Most importantly, they can reinforce that one of the most important benefits is the security that the company's healthcare benefits provide against financial catastrophe, if the employee sustains any serious illness or injury.

That point could be driven home for employees if, for example, a premature infant spent weeks in a neonatal ICU costing $500,000 or someone was treated for a stroke or heart attack costing hundreds of thousands. Most people never need such protection but there is great value in it and employees need to be reassured about their security.

This is also a good time to communicate all of the ways an employee can save money by his or her choices. If you offer a consumer-directed health plan, it will usually cost the employee quite a bit less in premiums. If you offer a health-savings account with a high-deductible plan or a health-reimbursement account, you can show how to save for current expenses and for retirement, if not spent during active years.

Finally, not all employees take advantage of generics, mail order, and flexible-spending accounts (pre-tax dollars), which can save employees a lot of money. Now is a great time to promote these good ideas, since employees and their dependents may be more focused on cash savings than ever before.

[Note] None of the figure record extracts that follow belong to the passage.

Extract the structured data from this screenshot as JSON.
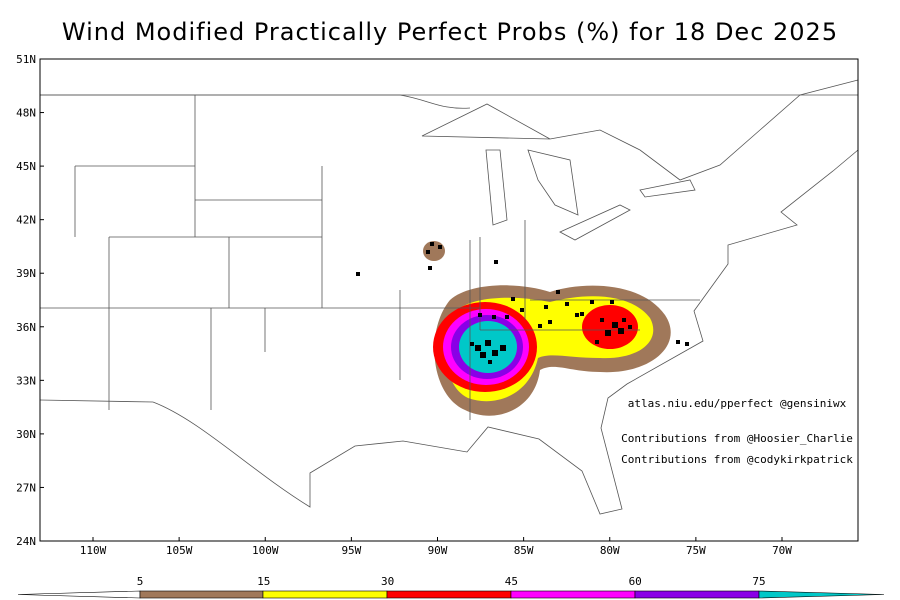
{
  "title": "Wind Modified Practically Perfect Probs (%) for 18 Dec 2025",
  "lat_labels": [
    "51N",
    "48N",
    "45N",
    "42N",
    "39N",
    "36N",
    "33N",
    "30N",
    "27N",
    "24N"
  ],
  "lon_labels": [
    "110W",
    "105W",
    "100W",
    "95W",
    "90W",
    "85W",
    "80W",
    "75W",
    "70W"
  ],
  "credits": [
    "atlas.niu.edu/pperfect  @gensiniwx",
    "Contributions from @Hoosier_Charlie",
    "Contributions from @codykirkpatrick"
  ],
  "colorbar": {
    "labels": [
      "5",
      "15",
      "30",
      "45",
      "60",
      "75"
    ]
  }
}
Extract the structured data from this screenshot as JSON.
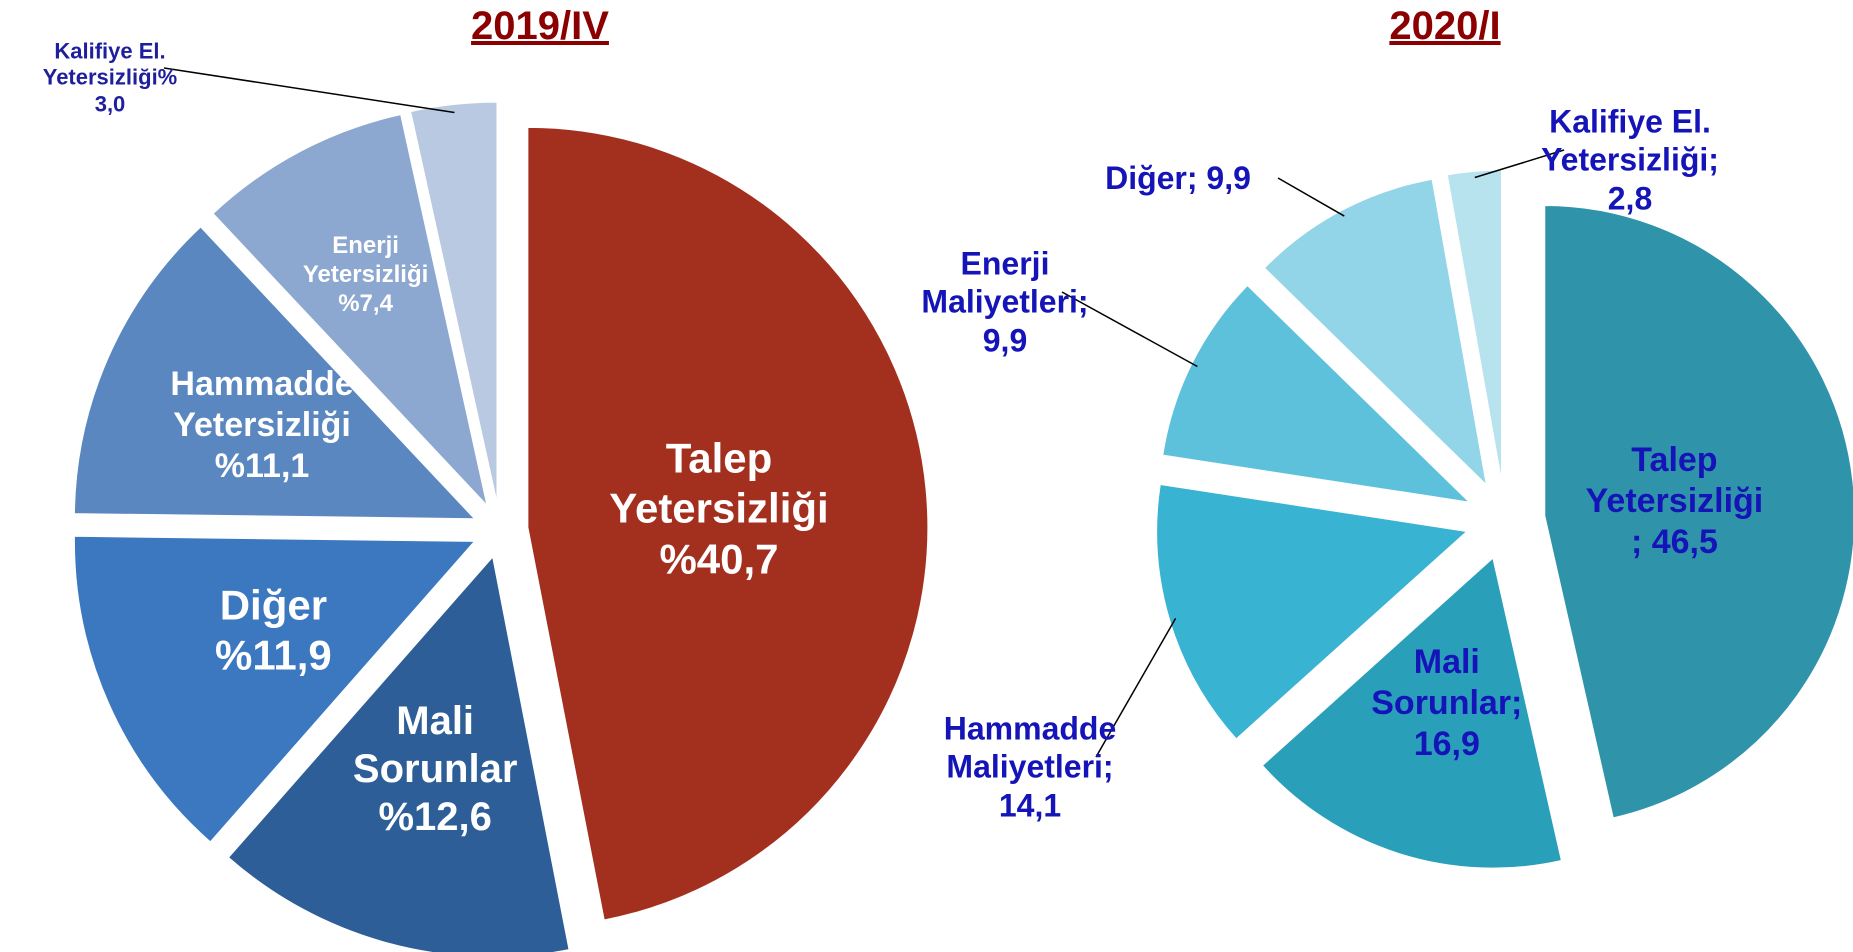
{
  "chart_data": [
    {
      "type": "pie",
      "title": "2019/IV",
      "categories": [
        "Talep Yetersizliği",
        "Mali Sorunlar",
        "Diğer",
        "Hammadde Yetersizliği",
        "Enerji Yetersizliği",
        "Kalifiye El. Yetersizliği%"
      ],
      "values": [
        40.7,
        12.6,
        11.9,
        11.1,
        7.4,
        3.0
      ],
      "value_labels": [
        "%40,7",
        "%12,6",
        "%11,9",
        "%11,1",
        "%7,4",
        "3,0"
      ],
      "colors": [
        "#a3301f",
        "#2d5e97",
        "#3b78c0",
        "#5a87c0",
        "#8ca7d0",
        "#b9c9e1"
      ]
    },
    {
      "type": "pie",
      "title": "2020/I",
      "categories": [
        "Talep Yetersizliği",
        "Mali Sorunlar;",
        "Hammadde Maliyetleri;",
        "Enerji Maliyetleri;",
        "Diğer;",
        "Kalifiye El. Yetersizliği;"
      ],
      "values": [
        46.5,
        16.9,
        14.1,
        9.9,
        9.9,
        2.8
      ],
      "value_labels": [
        "; 46,5",
        "16,9",
        "14,1",
        "9,9",
        "9,9",
        "2,8"
      ],
      "colors": [
        "#2f94a9",
        "#2a9fba",
        "#39b3d2",
        "#5dc1dc",
        "#92d4e8",
        "#b7e3ef"
      ]
    }
  ]
}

The many tools and resources you already offer them will be more useful than ever. Most importantly, you can also tell them again that the best way to improve their quality of life now and literally to the end of their lives and save money on healthcare is to do all of the things they can to keep themselves and their families physically and mentally healthy. They have a lot more control than they realize.

HR executives can help people understand what physicians, medical researchers and other experts have documented -- just as employees can spend their lives planning and saving for retirement -- they determine the quality of their last 20 years by how they live today.

Helen Darling is president of the Washington-based National Business Group on Health (formerly Washington Business Group on Health), a national nonprofit, membership organization devoted exclusively to providing practical solutions to its employer-members' most important healthcare problems and representing large employers' perspective on national health policy issues. Its 300 members, including 65 of the Fortune 100 in 2006, purchase health and disability benefits for more than 50 million employees, retirees and dependents.